Monday, January 12, 2009

Pretty Much the Hardest Ride Ever.

Five point seven miles an hour. No amount of willpower and positive thinking could make that number creep any higher.

I was on the last climb of the day, a 400 meter cupcake on River Road. I've climbed this riser many times, at 10, 11 MPH. No sweat. But never at the tail end of a Pete's Mountain hammer-fest.

Not like anything that I had done that day resembled hammering.

Saturday mornings for Team Tedder/Circus/Hammer Velo are where the rubber meets the road. Long stretches at race pace, minimal recovery. I knew what I was getting into...pain, suffering and a lot of riding by my lonesome. I spent most of Friday evening and Saturday morning with my stomach churning with anxiety. I knew I would get shelled, I just didn't want take a wrong turn out in Clackamas County, run into "Deliverance" and never make it out again. And we were doing Pete's Mountain, emphasis on the word "mountain." To say that I'm a crappy climber would be to insult crap.

We rolled out Springwater Corridor and cut up to Terwilliger through the cemetery. Because this was uphill, it could've been more fun, but I've done the cemetery dozens of times and know where the top, and relief, is located.

Once we got through Lake Oswego, the boys (and Beth) put the pedal to the metal and I wouldn't see them again for 5 miles, even though I managed to keep over 20MPH for the entire stretch. The point of the ride is to ride hard, though, so I put my head down and kept on keeping on. Which was hard as I hit every stoplight in West Linn and every time my heart rate got over 80%, my lungs started filling up with the remains of my New Year's cold. There were a few times I though I would drown in my own snot.

At the first regroup, I was barely there long enough to farmer blow all over the road when we were off again. And again, it only took a few minutes before I was riding alone. The second regroup wasn't far down the road, and that time I had enough time wrestle out of my bibs, pee and take in a few calories.

Then we started climbing. The climbing gnomes promptly affixed an anchor to my rear hub and I drug that anchor along for miles and miles. We were riding in a thick fog and every time I thought I was close to the top, the fog would part and usually reveal an increase in the grade of the road. I hadn't seen anyone in 20 minutes and could only laugh each time the road got I had voluntarily showed up in order to subject myself to this nonsense.

Third regroup. Again, no time for anything other than a quick drink and a futile shaking out of the quads. Then more climbing. In the fog. By myself. In the middle of nowhere. As hard as I could go. I wanted to take a break after two miles at 7 MPH, but knew the group was waiting. My legs burned and I couldn't stand up in the saddle more than a few seconds before I thought my knees would buckle.
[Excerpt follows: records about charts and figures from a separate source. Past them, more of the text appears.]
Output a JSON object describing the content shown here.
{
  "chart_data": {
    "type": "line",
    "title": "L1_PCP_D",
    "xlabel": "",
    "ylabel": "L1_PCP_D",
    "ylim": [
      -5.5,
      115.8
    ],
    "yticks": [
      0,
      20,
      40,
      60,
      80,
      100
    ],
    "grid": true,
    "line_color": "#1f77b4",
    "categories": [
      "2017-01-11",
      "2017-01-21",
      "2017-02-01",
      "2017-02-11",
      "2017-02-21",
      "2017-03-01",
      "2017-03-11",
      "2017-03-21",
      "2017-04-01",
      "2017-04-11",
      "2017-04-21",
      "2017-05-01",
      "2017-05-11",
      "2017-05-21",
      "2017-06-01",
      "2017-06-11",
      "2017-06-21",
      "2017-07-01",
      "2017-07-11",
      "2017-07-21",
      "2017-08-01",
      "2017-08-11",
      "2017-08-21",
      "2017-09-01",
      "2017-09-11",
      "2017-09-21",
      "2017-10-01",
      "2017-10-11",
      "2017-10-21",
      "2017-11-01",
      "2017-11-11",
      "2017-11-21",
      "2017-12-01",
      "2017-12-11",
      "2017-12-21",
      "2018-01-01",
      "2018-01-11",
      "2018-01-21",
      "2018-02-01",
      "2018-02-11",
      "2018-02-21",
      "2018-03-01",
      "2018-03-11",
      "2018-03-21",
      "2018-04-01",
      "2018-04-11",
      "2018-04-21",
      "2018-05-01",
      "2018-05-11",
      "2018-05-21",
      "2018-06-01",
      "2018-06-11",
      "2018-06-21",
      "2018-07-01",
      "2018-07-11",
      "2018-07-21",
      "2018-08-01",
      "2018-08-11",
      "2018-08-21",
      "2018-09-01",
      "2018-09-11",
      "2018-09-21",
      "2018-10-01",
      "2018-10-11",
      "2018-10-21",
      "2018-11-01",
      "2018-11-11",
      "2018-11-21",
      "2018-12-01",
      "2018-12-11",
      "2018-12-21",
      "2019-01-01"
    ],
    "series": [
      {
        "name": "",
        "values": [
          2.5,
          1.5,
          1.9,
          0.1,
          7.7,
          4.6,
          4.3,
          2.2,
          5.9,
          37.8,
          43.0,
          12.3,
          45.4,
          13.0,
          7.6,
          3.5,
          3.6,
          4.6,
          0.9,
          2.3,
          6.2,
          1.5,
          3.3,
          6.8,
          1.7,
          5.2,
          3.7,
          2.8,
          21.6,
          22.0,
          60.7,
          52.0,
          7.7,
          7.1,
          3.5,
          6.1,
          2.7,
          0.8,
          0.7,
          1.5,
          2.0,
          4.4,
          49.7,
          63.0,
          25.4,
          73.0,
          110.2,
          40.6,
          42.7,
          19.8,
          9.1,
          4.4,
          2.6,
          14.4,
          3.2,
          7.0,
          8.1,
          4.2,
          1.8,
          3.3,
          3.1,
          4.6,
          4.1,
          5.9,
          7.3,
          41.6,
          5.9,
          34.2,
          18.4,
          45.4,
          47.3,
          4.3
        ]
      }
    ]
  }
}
But, surprisingly, I never mentally gave in. I never wanted to quit. I knew I could make it. albeit way goddamn slower than everyone else. I made up a little song in my head that liberally used the phrases "fucking ridiculous" and "fat ass up the hill" and "get your fucking ridiculous fat ass up the hill." To the tune of a Britney Spears' song.

Fourth regroup wasn't even a regroup. The peloton started rolling again as soon as I was within 20 meters.

Fatigue, dehydration and caloric deficit caught up with me in a big way once we hit the home stretch on River Road. I hadn't had time to refuel at any of the regroups and had had a hard time getting anything down while on the bike due to the layer of snot that was blocking most of my windpipe.

The last ten miles were a exercise in frustrated futility. I would try to keep up, try to hold on, but my legs just weren't having it. It was like trying to convince two cranky toddlers to take a nap. I'd say, "come on, just a little bit faster." They'd say, "um, no." By the time we hit the Springwater corridor, it was taking all of my will and concentration to stay above 15MPH.

At the end of it all, we rode approximately 45 miles (my bike computer spontaneously reset itself three times on the ride, so I'm not exactly sure of the mileage), but my body felt like that it was closer to 85. My two wool baselayers, windstopper jacket and tights were soaked in sweat. I was so glad I'd driven to River City, as I don't think I could have made it back up Corbett, even with a pack of wild dogs chasing me.

Hardest ride ever, but not the worst. I knew what I was signing up for, and there will be many more rides where my only company is the climbing gnomes and the sound of Britney Spears in my head.

But I know it will make me a stronger rider. Either that or a homicidal maniac. Stay tuned.


merlin33 said...

i can't imagine suffering that badly and then having a britney spears tune enter my head, even if they were your own words, the fact that her song entered my brain would make me mentally crack--

Lindsay said...

I think its the upbeat,happy pop-iness of it. At that point in time, I needed some sunshine and bubblegum and rainbows. Because the thought of it now makes me want to vomit.